Noether's work continues to be relevant for the development of theoretical physics and mathematics, and she is considered one of the most important mathematicians of the 20th century. She has been called the greatest woman mathematician in recorded history by mathematicians such as Pavel Alexandrov, Hermann Weyl, and Jean Dieudonné.

In a letter to The New York Times, Albert Einstein wrote:

In the judgment of the most competent living mathematicians, Fräulein Noether was the most significant creative mathematical genius thus far produced since the higher education of women began. In the realm of algebra, in which the most gifted mathematicians have been busy for centuries, she discovered methods which have proved of enormous importance in the development of the present-day younger generation of mathematicians.

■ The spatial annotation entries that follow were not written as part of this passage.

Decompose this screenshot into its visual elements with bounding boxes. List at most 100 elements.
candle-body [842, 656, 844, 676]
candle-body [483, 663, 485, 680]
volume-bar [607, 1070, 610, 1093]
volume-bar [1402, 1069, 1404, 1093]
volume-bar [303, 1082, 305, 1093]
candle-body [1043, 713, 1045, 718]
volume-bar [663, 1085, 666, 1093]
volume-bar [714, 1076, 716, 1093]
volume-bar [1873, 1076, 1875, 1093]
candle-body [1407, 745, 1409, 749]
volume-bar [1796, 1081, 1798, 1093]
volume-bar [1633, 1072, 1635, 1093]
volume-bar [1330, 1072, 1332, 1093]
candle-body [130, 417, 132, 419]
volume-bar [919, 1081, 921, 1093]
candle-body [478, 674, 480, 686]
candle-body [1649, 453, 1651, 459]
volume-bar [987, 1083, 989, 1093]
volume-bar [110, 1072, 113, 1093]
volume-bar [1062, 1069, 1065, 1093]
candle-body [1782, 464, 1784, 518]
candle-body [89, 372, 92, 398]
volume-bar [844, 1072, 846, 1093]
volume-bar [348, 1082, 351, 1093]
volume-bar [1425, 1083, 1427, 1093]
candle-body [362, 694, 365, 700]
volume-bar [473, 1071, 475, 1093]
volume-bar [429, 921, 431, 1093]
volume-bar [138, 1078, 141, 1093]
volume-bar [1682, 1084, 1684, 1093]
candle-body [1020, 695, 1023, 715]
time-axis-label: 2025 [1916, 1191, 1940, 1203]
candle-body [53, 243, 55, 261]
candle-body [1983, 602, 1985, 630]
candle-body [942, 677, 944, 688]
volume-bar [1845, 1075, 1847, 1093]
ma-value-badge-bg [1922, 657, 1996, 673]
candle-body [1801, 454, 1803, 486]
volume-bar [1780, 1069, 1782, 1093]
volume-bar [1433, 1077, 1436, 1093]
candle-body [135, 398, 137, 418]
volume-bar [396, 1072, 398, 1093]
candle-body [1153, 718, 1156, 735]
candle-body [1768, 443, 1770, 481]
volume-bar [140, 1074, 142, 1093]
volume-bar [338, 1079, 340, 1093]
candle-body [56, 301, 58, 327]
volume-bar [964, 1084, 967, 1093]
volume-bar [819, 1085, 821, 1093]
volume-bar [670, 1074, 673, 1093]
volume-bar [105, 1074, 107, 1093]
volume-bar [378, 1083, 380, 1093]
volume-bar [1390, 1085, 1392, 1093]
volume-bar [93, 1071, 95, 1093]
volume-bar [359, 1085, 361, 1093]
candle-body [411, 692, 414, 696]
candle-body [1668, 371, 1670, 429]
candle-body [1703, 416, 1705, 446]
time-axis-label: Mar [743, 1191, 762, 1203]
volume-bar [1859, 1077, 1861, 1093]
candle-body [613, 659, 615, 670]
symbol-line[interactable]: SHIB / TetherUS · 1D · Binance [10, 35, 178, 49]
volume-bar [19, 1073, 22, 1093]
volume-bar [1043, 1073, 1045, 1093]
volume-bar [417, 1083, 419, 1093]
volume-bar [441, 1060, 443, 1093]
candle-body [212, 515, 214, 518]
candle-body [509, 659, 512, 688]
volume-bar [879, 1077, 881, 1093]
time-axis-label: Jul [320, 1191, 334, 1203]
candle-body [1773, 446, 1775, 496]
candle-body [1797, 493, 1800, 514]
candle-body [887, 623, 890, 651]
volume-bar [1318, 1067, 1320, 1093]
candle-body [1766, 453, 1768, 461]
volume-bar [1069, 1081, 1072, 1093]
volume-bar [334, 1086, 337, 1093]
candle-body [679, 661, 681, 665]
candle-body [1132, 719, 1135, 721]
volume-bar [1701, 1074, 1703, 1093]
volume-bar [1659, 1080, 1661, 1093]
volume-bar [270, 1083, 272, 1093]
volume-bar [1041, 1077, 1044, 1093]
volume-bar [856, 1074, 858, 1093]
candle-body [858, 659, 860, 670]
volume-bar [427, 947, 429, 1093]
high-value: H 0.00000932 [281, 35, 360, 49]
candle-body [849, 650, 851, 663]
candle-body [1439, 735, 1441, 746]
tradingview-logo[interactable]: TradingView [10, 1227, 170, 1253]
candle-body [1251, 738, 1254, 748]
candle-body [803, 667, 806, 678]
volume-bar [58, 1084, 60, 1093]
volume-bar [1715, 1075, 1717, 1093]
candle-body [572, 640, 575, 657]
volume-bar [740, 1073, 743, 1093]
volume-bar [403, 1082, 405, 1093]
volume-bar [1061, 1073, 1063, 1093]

In his obituary, algebraist B. L. van der Waerden wrote that her mathematical originality was "absolute beyond comparison", and Weyl said that Noether "changed the face of [abstract] algebra by her work". Mathematician and historian Jeremy Gray wrote that all textbooks on abstract algebra bear the evidence of Noether's contributions: "Mathematicians simply do ring theory her way." Several things now bear her name, including many mathematical objects, and an asteroid, 7001 Noether. In 2019 Time created 89 new covers to celebrate women of the year starting from 1920; it chose Noether for 1921.